Heterotrophic plants provide excellent opportunities to study the effects of altered selective regimes on genome evolution. Plastid genome (plastome) studies in heterotrophic plants are often based on one or a few highly divergent species or sequences as representatives of an entire lineage, thus missing important evolutionary-transitory events. Here, we present the first infraspecific analysis of plastome evolution in any heterotrophic plant. By combining genome skimming and targeted sequence capture, we address hypotheses on the degree and rate of plastome degradation in a complex of leafless orchids (Corallorhiza striata) across its geographic range.
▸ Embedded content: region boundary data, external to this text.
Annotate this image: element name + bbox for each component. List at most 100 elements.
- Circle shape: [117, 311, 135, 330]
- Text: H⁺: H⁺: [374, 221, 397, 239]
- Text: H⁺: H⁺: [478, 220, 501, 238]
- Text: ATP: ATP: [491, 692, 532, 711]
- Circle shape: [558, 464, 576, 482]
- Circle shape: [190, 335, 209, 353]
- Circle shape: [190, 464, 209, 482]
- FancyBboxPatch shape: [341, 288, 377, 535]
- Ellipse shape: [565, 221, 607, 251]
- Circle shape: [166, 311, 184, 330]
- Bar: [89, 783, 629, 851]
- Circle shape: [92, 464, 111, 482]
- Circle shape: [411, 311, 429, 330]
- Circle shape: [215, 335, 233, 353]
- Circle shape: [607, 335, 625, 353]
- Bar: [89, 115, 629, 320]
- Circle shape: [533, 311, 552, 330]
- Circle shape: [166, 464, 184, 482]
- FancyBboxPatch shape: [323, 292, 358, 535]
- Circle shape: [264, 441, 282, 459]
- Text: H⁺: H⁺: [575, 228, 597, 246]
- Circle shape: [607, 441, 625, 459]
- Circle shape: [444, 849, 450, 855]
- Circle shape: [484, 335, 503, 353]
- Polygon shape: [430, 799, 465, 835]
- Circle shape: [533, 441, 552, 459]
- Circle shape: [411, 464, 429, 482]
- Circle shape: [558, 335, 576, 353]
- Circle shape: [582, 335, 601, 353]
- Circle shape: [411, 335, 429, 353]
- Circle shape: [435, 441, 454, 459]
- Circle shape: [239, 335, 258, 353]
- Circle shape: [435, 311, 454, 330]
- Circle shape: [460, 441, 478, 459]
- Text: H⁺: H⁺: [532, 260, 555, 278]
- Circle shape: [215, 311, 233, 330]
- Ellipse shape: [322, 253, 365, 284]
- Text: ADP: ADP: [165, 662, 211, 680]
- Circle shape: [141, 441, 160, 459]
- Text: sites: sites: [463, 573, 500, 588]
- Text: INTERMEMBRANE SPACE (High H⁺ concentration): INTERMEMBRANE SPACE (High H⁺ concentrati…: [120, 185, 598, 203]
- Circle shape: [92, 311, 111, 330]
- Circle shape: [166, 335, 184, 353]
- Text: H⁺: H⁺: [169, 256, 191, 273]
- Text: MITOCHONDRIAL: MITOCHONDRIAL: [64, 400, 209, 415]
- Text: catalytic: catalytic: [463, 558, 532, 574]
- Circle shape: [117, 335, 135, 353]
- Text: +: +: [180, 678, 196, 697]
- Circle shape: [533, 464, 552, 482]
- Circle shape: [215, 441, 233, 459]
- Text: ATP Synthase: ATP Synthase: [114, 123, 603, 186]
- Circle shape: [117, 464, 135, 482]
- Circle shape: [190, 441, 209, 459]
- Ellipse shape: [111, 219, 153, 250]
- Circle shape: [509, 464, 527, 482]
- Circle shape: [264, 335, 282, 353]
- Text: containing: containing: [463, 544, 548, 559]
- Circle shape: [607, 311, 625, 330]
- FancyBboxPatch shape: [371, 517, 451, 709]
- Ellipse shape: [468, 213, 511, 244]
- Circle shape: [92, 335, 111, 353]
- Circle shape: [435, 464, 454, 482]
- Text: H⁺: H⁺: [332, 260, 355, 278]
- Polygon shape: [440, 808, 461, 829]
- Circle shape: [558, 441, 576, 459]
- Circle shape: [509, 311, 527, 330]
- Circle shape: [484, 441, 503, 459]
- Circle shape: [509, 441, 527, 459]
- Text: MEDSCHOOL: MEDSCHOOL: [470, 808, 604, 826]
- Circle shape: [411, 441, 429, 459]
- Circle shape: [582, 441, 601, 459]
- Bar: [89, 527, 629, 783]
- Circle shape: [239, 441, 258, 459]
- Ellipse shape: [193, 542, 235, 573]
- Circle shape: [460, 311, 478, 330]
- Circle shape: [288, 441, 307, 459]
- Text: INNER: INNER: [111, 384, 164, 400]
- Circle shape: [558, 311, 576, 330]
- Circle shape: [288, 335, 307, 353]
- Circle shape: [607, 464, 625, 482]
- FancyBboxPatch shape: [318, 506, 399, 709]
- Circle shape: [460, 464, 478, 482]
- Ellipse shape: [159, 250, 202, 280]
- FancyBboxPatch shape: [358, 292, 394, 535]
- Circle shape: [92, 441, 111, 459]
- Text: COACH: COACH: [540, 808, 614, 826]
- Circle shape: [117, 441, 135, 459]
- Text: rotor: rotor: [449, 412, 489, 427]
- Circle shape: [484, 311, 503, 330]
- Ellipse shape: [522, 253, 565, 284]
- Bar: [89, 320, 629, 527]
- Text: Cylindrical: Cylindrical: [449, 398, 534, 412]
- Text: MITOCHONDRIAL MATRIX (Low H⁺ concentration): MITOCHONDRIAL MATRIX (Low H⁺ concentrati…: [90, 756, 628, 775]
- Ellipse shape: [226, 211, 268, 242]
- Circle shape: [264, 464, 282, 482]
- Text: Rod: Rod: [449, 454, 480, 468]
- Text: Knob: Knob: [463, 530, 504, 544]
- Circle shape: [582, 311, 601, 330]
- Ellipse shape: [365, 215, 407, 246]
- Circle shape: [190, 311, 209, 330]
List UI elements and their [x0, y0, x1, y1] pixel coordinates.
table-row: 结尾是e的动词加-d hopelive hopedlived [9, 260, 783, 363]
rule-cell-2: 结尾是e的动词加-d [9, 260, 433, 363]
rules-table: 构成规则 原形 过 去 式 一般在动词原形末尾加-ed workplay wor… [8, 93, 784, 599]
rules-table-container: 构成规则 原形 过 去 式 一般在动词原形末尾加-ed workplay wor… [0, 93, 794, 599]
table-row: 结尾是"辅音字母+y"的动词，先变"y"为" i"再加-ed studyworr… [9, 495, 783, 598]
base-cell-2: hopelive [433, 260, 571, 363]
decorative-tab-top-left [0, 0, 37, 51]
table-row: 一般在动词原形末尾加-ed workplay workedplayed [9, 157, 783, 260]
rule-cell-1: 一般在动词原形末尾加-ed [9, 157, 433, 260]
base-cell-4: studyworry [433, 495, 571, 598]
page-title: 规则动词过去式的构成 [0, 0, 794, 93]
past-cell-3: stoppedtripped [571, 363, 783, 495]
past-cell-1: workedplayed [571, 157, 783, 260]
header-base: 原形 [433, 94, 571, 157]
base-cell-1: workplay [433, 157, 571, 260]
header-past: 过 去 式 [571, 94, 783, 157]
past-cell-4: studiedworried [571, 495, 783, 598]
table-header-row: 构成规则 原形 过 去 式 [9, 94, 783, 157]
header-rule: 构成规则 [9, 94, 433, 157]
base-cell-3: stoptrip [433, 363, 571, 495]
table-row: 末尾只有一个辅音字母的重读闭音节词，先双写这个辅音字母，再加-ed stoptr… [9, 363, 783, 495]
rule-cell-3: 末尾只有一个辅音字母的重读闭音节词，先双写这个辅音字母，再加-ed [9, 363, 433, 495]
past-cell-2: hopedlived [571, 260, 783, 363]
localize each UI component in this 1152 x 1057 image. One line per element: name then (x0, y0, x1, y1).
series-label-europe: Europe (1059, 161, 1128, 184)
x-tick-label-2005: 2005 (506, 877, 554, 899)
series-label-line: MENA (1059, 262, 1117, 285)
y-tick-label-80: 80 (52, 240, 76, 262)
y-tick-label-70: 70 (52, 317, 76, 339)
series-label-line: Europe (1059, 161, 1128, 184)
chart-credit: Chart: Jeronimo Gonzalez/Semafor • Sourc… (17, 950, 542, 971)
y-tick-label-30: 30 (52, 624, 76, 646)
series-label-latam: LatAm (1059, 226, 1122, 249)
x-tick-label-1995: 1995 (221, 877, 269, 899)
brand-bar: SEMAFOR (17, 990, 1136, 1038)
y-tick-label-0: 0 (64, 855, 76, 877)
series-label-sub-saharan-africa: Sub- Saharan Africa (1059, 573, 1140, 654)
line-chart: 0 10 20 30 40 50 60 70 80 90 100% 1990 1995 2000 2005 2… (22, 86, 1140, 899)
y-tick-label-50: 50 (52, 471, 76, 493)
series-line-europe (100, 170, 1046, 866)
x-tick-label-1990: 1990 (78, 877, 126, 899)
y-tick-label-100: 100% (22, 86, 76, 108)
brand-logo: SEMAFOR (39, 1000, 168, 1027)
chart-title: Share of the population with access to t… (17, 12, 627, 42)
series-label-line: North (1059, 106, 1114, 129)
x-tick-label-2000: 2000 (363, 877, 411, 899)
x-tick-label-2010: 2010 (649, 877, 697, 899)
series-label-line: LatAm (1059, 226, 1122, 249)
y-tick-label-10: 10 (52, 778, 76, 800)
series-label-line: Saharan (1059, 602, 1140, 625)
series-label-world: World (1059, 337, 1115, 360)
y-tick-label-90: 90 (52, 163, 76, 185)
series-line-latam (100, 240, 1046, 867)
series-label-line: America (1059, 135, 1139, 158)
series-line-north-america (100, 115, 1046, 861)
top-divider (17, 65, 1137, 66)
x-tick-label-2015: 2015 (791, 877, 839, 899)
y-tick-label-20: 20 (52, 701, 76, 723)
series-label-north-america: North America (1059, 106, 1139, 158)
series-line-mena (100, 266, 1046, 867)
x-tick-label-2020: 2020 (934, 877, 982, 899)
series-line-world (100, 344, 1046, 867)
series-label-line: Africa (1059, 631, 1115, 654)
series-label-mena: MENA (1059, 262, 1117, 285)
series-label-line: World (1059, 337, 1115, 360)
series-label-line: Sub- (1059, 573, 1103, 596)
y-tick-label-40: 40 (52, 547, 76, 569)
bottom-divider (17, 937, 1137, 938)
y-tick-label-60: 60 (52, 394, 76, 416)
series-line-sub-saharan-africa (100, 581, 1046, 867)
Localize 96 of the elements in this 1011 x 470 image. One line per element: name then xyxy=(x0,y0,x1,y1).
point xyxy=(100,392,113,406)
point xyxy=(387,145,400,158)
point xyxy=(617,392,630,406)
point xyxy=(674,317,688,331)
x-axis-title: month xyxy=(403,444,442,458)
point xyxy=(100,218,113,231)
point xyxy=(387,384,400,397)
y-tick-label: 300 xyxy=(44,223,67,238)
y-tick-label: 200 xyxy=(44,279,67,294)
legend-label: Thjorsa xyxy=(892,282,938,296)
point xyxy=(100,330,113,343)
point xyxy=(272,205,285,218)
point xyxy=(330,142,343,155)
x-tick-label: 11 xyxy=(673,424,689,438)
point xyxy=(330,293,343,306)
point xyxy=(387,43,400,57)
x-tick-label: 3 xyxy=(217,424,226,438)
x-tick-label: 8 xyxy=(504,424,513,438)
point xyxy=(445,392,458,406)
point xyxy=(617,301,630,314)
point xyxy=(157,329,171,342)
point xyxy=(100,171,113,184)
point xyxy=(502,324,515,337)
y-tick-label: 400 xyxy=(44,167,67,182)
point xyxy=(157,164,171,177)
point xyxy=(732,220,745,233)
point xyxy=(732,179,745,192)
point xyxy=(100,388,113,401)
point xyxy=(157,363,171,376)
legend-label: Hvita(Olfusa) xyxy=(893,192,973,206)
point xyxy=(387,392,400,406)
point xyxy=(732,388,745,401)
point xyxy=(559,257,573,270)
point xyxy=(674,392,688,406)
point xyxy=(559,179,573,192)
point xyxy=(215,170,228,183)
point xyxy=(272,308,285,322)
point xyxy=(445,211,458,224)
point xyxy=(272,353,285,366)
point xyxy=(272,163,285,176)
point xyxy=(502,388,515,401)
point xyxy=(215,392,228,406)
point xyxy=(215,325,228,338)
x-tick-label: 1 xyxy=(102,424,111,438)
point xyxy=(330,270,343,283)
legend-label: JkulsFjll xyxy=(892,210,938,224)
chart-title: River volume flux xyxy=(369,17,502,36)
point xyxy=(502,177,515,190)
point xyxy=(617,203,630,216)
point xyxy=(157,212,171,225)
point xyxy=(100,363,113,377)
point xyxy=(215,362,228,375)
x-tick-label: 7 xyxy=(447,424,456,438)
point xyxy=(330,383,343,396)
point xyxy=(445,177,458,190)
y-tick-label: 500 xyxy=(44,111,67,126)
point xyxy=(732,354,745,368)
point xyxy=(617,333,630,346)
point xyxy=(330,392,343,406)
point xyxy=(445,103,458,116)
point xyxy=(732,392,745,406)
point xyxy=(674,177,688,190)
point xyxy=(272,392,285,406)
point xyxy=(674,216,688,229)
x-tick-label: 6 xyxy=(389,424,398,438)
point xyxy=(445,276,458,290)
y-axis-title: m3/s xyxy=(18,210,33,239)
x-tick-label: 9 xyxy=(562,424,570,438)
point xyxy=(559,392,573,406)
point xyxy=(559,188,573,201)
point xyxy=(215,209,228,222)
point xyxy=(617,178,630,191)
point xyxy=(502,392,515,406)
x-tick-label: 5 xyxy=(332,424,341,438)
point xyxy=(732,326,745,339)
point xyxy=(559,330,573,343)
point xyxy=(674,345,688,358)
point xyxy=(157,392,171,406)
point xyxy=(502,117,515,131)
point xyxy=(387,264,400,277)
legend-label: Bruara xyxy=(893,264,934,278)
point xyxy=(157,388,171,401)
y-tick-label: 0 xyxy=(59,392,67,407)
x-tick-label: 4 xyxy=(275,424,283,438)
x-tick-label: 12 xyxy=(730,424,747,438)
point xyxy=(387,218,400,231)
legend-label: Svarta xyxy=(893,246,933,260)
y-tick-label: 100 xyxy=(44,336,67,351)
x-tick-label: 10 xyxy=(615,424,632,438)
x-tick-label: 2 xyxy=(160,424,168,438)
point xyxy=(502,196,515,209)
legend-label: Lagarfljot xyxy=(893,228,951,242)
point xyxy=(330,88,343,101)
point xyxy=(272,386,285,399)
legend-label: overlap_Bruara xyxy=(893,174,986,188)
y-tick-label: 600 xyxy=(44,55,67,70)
Plastomes provide strong support for relationships and evidence of reciprocal monophyly between C. involuta and the endangered C. bentleyi. Plastome degradation is extensive, occurring rapidly over a few million years, with evidence of differing rates of genomic change among the two principal clades of the complex. Genome skimming and targeted sequence capture differ widely in coverage depth overall, with depth in targeted sequence capture datasets varying immensely across the plastome as a function of GC content. These findings will help to fill a knowledge gap in models of heterotrophic plastid genome evolution, and have implications for future studies in heterotrophs.